Nesta quarta-feira, três ídolos e hoje dirigentes do Boca Juniors participaram de uma entrevista ao canal TNT Sports para falar sobre diversos assuntos. Dentre os temas, um possível desfalque nas contas do clube e a polêmica envolvendo Sebastián Villa no Atlético-MG.

Homens de confiança de Juan Román Riquelme (vice-presidente do time xeneize), Jorge Bermúdez, Marcelo Delgado e Raúl Cascini afirmam que a gestão anterior de Daniel Angelici não deixou nos cofres valores referentes a vendas de jogadores.

"O torcedor tem que saber... Há situações que temos que falar com naturalidade. O trabalho do dirigente é armar a equipe da melhor maneira, e pouco se fala de como a recebemos. Se alguém analisa a final (da Conmebol Libertadores) em Madri (2018), tem que ver Balerdi, Magallán, Nández, Benedetto e Barrios. Mas quando chegamos não estavam eles nem o dinheiro, mas sim a dívida de Salvio e Villa", afirmou "El Patrón" Bermúdez.

"As pessoas querem ganhar um jogo, e nosso trabalho é muito mais profundo. É o que vivemos no dia a dia. Nos diziam que íamos receber um clube que tinha vendido 90 milhões (de dólares) e só tinha 5", disparou.

Os dirigentes também comentaram a situação envolvendo Sebastián Villa, atacante acusado de agredir sua então namorada, e o possível interesse do Atlético-MG em sua contratação.

Na última terça, o jornal Olé publicou uma carta em que o Boca questiona o presidente alvinegro, Sérgio Sette Câmara, sobre ter dito que Villa não se enquadrava no Galo e depois ter feito uma oferta por ele.

Ao ESPN.com.br, o dirigente atleticano negou o interesse e ainda disse que o clube argentino estava com "dor de cotovelo" pela contratação de Zaracho, do Racing.

"Lamentamos muito o que aconteceu entre Sebastián e a namorada, não é que estamos tomando partido, mas temos que esperar a situação judicial sobre o tema. E não tomamos uma decisão quanto ao jogador ainda", começou Bermúdez.

"O que nos surpreende é que saia um presidente de um clube de outros país dizendo que não contrataria nunca a Villa, porque não tem a ver com os pilares fundamentais de seu clube, e depois chega uma oferta desse mesmo presidente para comprá-lo", continua.

Então, Raúl Cascini comenta: "E fala de um jogador nosso.

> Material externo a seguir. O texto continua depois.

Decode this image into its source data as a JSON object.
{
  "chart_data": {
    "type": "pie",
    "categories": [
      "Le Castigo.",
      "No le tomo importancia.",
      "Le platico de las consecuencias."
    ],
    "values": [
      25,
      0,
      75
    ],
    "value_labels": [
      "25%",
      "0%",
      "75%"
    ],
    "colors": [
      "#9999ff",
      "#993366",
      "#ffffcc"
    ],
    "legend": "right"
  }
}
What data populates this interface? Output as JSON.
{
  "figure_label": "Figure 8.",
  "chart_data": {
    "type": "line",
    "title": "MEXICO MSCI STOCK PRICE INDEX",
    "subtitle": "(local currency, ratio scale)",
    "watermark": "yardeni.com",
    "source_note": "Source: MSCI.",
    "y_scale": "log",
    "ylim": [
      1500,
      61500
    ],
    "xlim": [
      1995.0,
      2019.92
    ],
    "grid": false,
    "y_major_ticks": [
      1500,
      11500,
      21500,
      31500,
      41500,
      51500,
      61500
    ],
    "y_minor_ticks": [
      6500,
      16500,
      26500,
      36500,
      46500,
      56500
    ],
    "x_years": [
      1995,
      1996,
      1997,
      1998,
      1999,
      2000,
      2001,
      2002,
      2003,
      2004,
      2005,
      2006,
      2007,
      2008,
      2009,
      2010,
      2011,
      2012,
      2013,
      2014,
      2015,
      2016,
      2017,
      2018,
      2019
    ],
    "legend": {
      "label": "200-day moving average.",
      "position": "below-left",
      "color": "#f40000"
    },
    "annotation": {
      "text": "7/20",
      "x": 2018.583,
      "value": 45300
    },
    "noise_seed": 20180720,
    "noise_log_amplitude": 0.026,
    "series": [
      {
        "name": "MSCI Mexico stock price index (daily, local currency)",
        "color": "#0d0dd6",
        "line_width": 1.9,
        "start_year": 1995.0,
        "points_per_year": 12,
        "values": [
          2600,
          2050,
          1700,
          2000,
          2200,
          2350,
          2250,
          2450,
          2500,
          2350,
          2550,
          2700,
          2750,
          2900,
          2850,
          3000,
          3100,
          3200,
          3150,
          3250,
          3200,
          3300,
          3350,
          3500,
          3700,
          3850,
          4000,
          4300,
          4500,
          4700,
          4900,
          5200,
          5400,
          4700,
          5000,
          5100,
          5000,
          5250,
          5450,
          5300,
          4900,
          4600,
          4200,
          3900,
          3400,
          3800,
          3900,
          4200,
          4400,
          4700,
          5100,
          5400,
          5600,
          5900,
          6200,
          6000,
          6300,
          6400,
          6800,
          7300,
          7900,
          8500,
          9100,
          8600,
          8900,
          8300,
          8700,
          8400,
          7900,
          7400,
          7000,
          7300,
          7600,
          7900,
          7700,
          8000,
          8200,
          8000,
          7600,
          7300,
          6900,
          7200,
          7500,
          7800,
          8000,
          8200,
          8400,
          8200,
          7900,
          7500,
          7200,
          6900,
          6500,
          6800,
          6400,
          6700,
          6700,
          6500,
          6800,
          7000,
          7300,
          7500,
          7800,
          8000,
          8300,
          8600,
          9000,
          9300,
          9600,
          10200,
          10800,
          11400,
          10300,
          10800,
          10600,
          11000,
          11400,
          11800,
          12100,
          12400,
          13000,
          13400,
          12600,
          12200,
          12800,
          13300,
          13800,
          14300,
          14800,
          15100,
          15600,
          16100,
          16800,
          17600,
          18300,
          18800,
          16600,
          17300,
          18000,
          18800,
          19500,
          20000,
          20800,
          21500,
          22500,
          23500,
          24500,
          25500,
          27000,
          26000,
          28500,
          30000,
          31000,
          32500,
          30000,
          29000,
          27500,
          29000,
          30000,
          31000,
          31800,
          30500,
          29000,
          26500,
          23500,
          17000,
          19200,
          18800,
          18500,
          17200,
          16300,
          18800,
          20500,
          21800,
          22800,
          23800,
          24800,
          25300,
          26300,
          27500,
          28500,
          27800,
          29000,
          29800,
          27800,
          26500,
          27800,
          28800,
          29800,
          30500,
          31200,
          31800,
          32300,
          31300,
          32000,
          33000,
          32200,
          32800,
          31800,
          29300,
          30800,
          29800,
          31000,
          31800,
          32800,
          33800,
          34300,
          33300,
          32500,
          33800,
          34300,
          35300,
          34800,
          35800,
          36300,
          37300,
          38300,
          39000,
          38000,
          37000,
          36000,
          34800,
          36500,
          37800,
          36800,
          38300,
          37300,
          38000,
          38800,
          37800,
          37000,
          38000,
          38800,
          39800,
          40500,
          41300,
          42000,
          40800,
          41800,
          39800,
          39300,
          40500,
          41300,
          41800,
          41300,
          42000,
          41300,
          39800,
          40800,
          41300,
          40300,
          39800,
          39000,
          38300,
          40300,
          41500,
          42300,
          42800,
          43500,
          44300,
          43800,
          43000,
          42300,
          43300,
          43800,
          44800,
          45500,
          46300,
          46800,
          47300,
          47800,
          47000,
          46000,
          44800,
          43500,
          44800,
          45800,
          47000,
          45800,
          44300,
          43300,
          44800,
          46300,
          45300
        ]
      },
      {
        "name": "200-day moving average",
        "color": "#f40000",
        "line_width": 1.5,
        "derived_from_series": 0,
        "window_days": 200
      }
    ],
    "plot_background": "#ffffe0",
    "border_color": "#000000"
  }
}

Não é ético. Opinar sobre um jogador nosso, não há por que fazer. E hoje manda uma oferta por um jogador que supostamente não poderia entrar em seu clube. Isso é muito raro".

Bermúdez prossegue: "O que sugerimos é que ele esclareça seus pensamentos publicamente. Nós somos muito respeitosos pelos jogadores de outros clubes, não opinamos sobre jogadores que não são nossos".

"Por que um presidente de outro clube opina sobre a vida pessoal de um jogador dizendo que é alguém com problemas sociais ou que bate em mulheres (como ele quis dizer no Twitter) e no outro dia te manda uma oferta para comprar esse jogador? Do que estamos falando? Qual a intenção real?"

"É isso que queremos esclarecer, para poder entender se há ou não alguma seriedade na comunicação e na proposta que nos fizeram", concluiu o ex-capitão do Boca.